It is now official. While the local and international media are debating Zimbabwean president Robert Mugabe’s retirement and succession, his party, ZANU-PF, is already gearing itself for the 2005 Parliamentary elections. Mugabe, who has been on a nationwide tour, in which he is concentrating on his rural stronghold, is urging peasant farmers to retain his party in office so that he can consolidate his controversial land reform programme which has seen about 300 000 families resettled on about 11 million hectares of land taken from mainly white farmers.
Justice, Legal and Parliamentary Affairs Minister Patrick Chinamasa said the government was gearing up for the elections because there was need to prepare a new voters’ roll which will take into consideration the massive movement of people due to the land reform programme.
Before elections are held, the government has to register all the voters with those who have moved constituencies indicating so and new voters coming in. The exercise is crucial to free and fair elections as it is at this stage that vote rigging begins. Voters can be intimidated into not registering, especially in areas where the ruling party feels unsafe.
Voter registration is followed by delimitation of constituencies, with new boundaries being set up. In the past, the ruling party has been accused of tampering with this by combining areas where it has little support with those where it has strong support.
Though Mugabe’s term of office ends in 2008, the 2005 parliamentary elections are crucial because a win by the opposition Movement for Democratic Change (MDC) could trigger a constitutional crisis that might force Mugabe to step down.
Under the present constitution, Mugabe is both head of state and government. If the MDC wins the parliamentary elections Mugabe will have to appoint a head of government from the MDC which will not want Mugabe to remain President as the President has too much power which will render the ruling party useless.
The draft constitution, which was rejected by the people in 2000, had a provision for a Prime Minister, which would have enabled a Prime Minister and a President to come from different parties, but the people felt the President was too powerful to enable the Prime Minister to function.

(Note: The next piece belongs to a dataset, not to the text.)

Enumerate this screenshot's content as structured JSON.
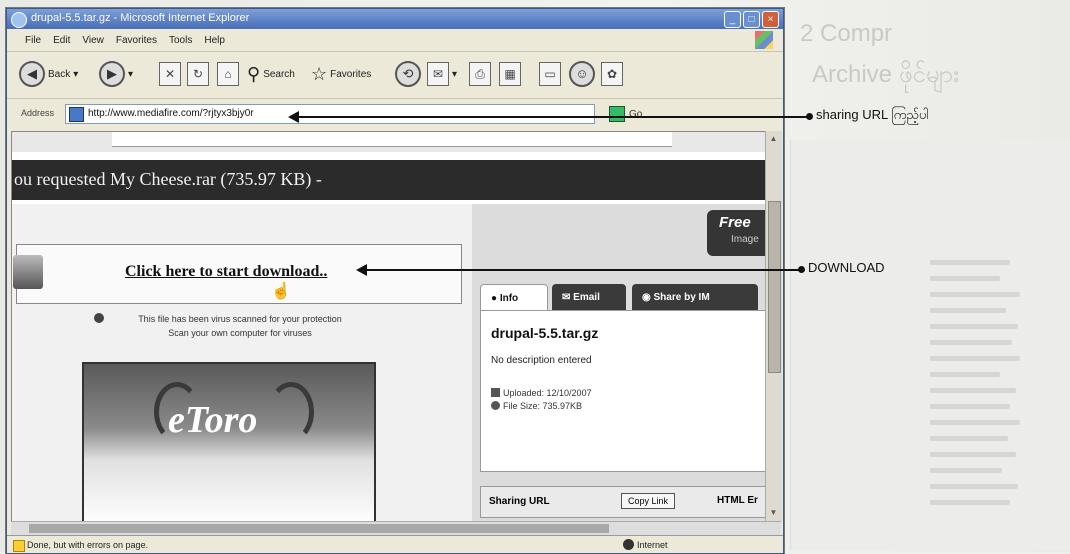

ZANU-PF barely scraped through the 2000 parliamentary elections winning 62 out of the 120 contested seats. With more people migrating to urban areas, the MDC’s stronghold, because of two successive droughts, the opposition party could upset the cart unless the resettlement programme is a success and lures a lot of people from urban to rural areas.
But while the ruling party is free to campaign and has the state machinery at its disposal, the MDC is currently crippled because its leader, Morgan Tsvangirai, secretary-general, Welshman Ncube, and secretary for agriculture, Renson Gasela, are on trial for treason for allegedly plotting to assassinate Mugabe.
Tsvangirai has further been charged with treason for calling for the removal of Mugabe through mass action. This will further cripple him, as he will not be able to campaign because he will be gagged by stringent bail conditions imposed on him by the court. He would also have to watch what he says as any call for the removal of Mugabe can be construed as treasonous.